Progress report week 7:

  • I got my protein Structure prediction tutorial merged in.

  • I started working on Druggability tutorial which has 2 parts : the 1st part is basic explanation of druggability and its relevance in target selection. The 2nd part is application of Fpocket and ML model to identify the pockets and classify them into druggable and undruggable.

  • I was stuck with finding a right dataset for training my model.

Progress report week 8:

  • I finalised the Druggability tutorial which is ready to raise a PR with minor modifications.
  • I started working on Functional Domain analysis of the drug target protein.

Progress report week 9:

  • I got my Druggability PR reviewed by my mentor.
  • I completed the scientific understanding of functional domain of protein and it’s relevance to drug target selection and validation.
  • I started the working on the use of PML and ML to predict the functional domain of the target protein.

Progress report week 10:

  • I addressed the requested changes on my druggability tutorial PR and got it reviewed again.
  • I worked on functional domain analysis of target protein tutorial and have the first draft ready .
  • I spend some time to improve my scientific writing.

Progress report week 11:

  • I addressed the changes requested in the druggability tutorial.
  • Added more sections to the druggability tutorial to include the different applications of ML in druggability. I added a section to introduce multiple methods of assessing druggability.
  • I revisited the functional domain analysis of target protein tutorial in attempt to include a ML model to identify suitable drug target based on predicted functional domains.

Progress report week 12:

  • I got the druggability tuorial merged
  • I integrated PPI and functional domain similarity matrix dataset from Open Target and Uniprot to train a ML model to establish disease association in target protein
  • I also started orking on Drug target interaction tutorial as proposed initially in my proposal

Progress report week 12-13:

  • Collected human protein-protein interaction, disease-protein association, and disease-disease similarity data from the HIPPIE, Uniprot, and MeSH databases, respectively.
  • Constructed a heterogeneous relationship network based on these interactions and associations.
  • Applied the DeepWalk algorithm to the heterogeneous network
  • Generated disease-protein association pair
  • Used Random Forest algorithm to build a predictive model for identifying potential disease-protein associations.
  • Worked on a subsampled dataset so far.

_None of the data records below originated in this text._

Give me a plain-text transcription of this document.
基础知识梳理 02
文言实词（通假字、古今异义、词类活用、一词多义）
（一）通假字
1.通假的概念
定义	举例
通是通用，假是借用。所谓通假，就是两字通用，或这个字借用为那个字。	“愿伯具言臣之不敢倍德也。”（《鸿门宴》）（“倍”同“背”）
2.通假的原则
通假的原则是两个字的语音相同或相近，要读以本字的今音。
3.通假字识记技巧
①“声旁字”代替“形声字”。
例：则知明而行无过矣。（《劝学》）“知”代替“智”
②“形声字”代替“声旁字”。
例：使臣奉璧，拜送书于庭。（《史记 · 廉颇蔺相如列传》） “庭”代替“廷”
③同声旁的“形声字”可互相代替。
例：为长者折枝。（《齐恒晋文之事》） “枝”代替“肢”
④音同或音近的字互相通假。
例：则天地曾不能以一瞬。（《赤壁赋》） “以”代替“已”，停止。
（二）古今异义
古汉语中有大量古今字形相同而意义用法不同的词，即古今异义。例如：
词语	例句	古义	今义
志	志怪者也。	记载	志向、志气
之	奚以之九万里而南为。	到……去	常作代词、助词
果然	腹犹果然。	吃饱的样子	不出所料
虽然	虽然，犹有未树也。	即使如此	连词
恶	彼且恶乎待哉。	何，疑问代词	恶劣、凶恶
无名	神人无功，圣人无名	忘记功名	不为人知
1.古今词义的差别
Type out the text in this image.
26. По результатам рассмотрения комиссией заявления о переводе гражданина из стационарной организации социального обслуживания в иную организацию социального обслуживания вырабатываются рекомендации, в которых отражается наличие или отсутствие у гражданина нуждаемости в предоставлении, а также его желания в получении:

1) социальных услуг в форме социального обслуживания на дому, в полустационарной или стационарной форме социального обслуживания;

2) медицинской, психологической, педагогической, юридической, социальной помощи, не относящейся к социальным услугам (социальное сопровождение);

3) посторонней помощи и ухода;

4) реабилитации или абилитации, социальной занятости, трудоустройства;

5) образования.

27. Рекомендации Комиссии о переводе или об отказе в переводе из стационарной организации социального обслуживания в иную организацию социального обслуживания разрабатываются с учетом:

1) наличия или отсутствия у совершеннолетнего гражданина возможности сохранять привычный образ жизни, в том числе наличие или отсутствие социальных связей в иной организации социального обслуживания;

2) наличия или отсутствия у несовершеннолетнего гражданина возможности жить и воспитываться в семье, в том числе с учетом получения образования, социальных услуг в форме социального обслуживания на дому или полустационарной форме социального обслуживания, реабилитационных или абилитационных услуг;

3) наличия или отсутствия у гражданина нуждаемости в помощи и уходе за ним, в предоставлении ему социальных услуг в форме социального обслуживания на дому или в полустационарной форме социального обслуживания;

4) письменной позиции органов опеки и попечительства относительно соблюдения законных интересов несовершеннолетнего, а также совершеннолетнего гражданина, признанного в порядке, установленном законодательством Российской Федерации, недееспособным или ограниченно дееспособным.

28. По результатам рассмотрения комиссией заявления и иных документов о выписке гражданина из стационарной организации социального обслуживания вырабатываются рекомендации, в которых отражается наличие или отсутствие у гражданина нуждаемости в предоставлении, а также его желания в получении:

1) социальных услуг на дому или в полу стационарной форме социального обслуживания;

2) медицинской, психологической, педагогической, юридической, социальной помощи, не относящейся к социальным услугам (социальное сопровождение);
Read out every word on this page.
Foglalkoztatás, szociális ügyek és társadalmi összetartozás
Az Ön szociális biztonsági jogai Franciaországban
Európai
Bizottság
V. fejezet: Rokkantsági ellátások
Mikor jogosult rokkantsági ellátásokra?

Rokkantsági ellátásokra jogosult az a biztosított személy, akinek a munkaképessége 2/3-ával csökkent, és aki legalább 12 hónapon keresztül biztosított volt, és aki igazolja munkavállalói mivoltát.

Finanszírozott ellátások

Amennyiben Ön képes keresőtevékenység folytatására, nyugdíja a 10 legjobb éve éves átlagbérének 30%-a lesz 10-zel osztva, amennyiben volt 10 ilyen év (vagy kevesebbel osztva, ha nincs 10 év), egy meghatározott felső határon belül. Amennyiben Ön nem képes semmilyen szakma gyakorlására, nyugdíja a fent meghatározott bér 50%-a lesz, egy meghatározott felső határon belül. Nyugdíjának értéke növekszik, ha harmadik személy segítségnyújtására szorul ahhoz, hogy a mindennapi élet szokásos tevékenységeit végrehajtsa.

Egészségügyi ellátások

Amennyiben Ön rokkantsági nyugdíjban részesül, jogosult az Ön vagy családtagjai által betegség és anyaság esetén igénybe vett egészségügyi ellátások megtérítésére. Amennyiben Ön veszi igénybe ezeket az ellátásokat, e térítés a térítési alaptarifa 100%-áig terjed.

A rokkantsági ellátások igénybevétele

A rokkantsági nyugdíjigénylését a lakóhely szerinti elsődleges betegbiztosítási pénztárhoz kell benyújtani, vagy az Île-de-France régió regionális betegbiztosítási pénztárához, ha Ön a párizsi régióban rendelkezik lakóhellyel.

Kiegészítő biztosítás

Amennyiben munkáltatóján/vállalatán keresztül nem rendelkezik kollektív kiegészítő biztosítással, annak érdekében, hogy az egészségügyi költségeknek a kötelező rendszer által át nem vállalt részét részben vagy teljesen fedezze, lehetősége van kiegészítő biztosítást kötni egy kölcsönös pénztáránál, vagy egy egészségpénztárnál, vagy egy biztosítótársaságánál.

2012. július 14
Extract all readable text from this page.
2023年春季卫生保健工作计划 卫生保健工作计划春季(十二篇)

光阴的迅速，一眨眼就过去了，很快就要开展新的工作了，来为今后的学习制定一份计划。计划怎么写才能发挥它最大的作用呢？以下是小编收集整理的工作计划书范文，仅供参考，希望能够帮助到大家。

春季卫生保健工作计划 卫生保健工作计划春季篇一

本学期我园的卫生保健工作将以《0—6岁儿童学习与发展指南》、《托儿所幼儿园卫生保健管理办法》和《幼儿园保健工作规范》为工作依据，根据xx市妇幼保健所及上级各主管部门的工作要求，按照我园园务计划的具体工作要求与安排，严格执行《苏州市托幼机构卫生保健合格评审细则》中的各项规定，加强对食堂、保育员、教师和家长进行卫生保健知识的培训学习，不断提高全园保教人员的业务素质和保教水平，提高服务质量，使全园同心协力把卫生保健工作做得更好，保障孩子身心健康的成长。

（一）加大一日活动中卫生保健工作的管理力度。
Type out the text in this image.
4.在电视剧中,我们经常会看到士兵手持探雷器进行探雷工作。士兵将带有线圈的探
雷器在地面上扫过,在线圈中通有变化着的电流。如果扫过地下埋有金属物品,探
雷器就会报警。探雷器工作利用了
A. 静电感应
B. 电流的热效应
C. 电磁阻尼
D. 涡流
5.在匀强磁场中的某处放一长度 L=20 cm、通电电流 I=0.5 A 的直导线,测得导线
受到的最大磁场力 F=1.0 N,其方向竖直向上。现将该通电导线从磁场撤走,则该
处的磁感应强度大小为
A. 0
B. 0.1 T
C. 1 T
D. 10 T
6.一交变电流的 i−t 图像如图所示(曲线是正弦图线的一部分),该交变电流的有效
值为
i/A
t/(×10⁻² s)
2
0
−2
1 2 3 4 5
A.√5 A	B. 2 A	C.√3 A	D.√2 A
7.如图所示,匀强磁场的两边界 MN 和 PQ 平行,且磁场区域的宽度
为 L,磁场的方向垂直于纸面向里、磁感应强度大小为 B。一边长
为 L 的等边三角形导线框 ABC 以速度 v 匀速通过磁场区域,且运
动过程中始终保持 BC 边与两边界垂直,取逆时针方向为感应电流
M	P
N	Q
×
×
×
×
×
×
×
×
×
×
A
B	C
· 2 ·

The real dataset is too huge to run on colab.

Progress repoprt week 14:

  • I worked on the Drug Target Interaction tutorial.
  • I tested added the DTI model which uses PML based embeddings and smiles embedding by rdkit to predict the Drug Target score
  • I added the concepts required to understand the drug target interaction

Progress report week 15-16:

  • I got the protein-disease association tutorial and DTI reviewed.
  • Addressed the comments on the protein-disease association tutorial.
  • Submitted the final report to GSoC.
  • Made some progress on the final tutorial to introduce the drug target selection and validation.